Lambert and Willie "The Lion" Smith. The parties were always going on, and those guys would play for days without stopping!

It was when he joined the band of the alto saxophonist Tab Smith in January 1945 that Richards began to attract notice. Smith's band was in partnership with the guitarist Trevor Bacon. They played for 10 weeks in Chicago before setting out for California via a tour of the South. Two weeks into the tour Bacon was killed in a car accident and the rest abandoned the trip. Coincidentally the Savoy Ballroom, New York's legendary "home of happy feet", needed a small band to support the resident Savoy Sultans, and Smith's group was given the job. They stayed for five years.

Richards left for Boston to join Wilber and Sidney Bechet and then came to Europe with Mezz Mezzrow's band in 1953. This was the beginning of a long series of European visits that continued until his death. The trumpeter Buck Clayton was in Mezzrow's band and his friendship with Richards lasted until Richards played on Clayton's last recording in 1979.

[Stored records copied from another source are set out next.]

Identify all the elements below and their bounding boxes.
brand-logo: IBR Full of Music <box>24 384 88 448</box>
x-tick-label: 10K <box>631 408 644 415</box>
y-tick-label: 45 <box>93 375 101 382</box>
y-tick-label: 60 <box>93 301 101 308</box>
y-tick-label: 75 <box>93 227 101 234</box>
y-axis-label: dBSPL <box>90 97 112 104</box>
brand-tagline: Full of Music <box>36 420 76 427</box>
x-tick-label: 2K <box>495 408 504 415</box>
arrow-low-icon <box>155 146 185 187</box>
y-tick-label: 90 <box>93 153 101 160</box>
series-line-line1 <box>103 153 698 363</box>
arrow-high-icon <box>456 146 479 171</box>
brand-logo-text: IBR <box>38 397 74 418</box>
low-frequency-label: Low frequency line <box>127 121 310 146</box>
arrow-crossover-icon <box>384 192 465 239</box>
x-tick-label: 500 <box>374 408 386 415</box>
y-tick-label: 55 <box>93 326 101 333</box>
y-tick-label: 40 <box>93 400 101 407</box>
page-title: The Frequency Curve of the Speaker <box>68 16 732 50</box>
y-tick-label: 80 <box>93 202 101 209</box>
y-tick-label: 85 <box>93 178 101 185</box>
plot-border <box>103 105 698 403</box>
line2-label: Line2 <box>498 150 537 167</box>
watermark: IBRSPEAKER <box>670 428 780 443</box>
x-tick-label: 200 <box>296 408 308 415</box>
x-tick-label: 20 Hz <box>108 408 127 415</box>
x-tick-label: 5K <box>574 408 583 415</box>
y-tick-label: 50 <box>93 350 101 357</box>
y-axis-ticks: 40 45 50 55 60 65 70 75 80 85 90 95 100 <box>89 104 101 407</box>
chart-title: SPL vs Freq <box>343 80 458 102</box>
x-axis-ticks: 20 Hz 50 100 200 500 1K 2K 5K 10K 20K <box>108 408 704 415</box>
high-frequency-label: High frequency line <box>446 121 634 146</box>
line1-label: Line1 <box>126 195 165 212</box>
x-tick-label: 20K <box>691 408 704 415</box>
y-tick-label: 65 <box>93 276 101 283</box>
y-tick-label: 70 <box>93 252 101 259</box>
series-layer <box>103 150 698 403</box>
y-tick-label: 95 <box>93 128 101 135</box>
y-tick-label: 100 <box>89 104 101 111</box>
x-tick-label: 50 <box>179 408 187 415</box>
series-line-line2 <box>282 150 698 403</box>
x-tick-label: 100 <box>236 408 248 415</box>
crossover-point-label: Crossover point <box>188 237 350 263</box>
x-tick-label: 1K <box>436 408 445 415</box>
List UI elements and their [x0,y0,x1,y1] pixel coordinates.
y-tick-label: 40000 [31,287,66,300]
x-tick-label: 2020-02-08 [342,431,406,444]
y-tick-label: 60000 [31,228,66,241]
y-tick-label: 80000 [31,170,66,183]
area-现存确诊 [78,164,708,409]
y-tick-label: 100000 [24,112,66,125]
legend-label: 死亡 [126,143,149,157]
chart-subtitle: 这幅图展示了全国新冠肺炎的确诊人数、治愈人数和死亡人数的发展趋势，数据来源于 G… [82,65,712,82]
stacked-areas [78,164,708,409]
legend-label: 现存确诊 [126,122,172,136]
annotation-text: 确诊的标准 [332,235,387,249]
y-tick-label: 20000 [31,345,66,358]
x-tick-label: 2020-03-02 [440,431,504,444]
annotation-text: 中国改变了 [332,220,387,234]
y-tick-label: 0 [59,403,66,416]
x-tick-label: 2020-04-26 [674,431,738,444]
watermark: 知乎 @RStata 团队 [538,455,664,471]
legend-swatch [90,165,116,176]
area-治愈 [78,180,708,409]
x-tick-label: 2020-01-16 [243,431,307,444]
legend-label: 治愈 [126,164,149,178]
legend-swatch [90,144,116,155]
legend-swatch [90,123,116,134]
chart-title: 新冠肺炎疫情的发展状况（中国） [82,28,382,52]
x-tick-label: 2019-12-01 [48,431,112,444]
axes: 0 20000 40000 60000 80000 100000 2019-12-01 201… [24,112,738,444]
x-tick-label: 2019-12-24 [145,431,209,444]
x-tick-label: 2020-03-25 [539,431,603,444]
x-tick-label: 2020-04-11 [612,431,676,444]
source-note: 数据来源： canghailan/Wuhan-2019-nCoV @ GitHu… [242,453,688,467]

Another long friendship was with the trombonist Vic Dickenson. From 1960 to 1970 the two led a very successful sextet called the Saints and Sinners. In 1975 Dickenson joined the resident band at Eddie Condon's in New York and Richards became the intermission pianist. From 1979 Richards toured Europe, Asia and Australia with the Harlem Jazz and Blues Band and with the reassembled Savoy Sultans. In 1994 he visited Europe with the trumpeter Doc Cheatham and played and recorded with the Red Richards/ George Kelly Sextet.

Richards was a sensitive accompanist and a soloist with a very individual style. He had an encyclopaedic grasp of the history of jazz piano, and this, coupled to a rolling left hand, enabled him to take his place firmly in the tradition of Fats Waller and James P. Johnson.

He died at the piano in the middle of a job.

Charles Coleridge "Red" Richards, pianist and bandleader: born New York 19 October 1912; died New York 12 March 1998.